Surveillance teams watched Ali on his return to Britain as he assembled his terror cell, gathered materials and identified targets.
Undercover officers looked on as the unemployed former shop worker used cash to purchase a £138,000 second-floor flat in Forest Road, Walthamstow, east London.
They planted a secret bug which revealed that it was converted into a bomb factory where Ali met the others to construct the bombs.
The flat was also used as a location for Ali and his cell to record suicide videos threatening further attacks against the West.
In his video Ali warned the British public to expect "floods of martyr operations" that would leave body parts scattered in the streets.
On his arrest, Ali was found carrying an elaborate and damning blueprint for the plot scrawled in a battered pocket diary.
Airport security arrangements and details of flights, including the seven highlighted services, were discovered on a computer memory stick in another pocket.
But the jurors could not agree on verdicts on the prosecution's evidence that Ali intended to target passenger jets flying from London to major North American cities with suicide attacks.
In his defence, Ali said he wanted to create an internet documentary protesting against British foreign policy in Iraq, Afghanistan and Lebanon.

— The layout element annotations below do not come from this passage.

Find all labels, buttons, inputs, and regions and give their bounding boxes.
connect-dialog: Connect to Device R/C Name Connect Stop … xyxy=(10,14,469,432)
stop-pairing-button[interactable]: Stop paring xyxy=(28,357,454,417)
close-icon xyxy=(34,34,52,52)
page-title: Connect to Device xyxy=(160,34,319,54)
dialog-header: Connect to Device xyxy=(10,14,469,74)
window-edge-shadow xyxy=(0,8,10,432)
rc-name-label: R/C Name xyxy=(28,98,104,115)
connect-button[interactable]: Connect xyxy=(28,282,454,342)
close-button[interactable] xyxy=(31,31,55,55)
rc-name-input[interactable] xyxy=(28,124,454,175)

He claimed the apparent suicide video, and those created by five of his co-defendants, were spoofs aimed at making the documentary more provocative.
Ali said the blasts would create a storm of media attention which would propel the video into the spotlight.
Home Secretary Jacqui Smith welcomed the conclusion of the trial.
She said: "I am indebted to the police and security services who, by successfully disrupting this group, have saved countless lives.
"I would also thank the Crown Prosecution Service, which has worked tirelessly to ensure that these individuals have been brought to justice.
"I am sure they will now consider what to do where no verdict was reached."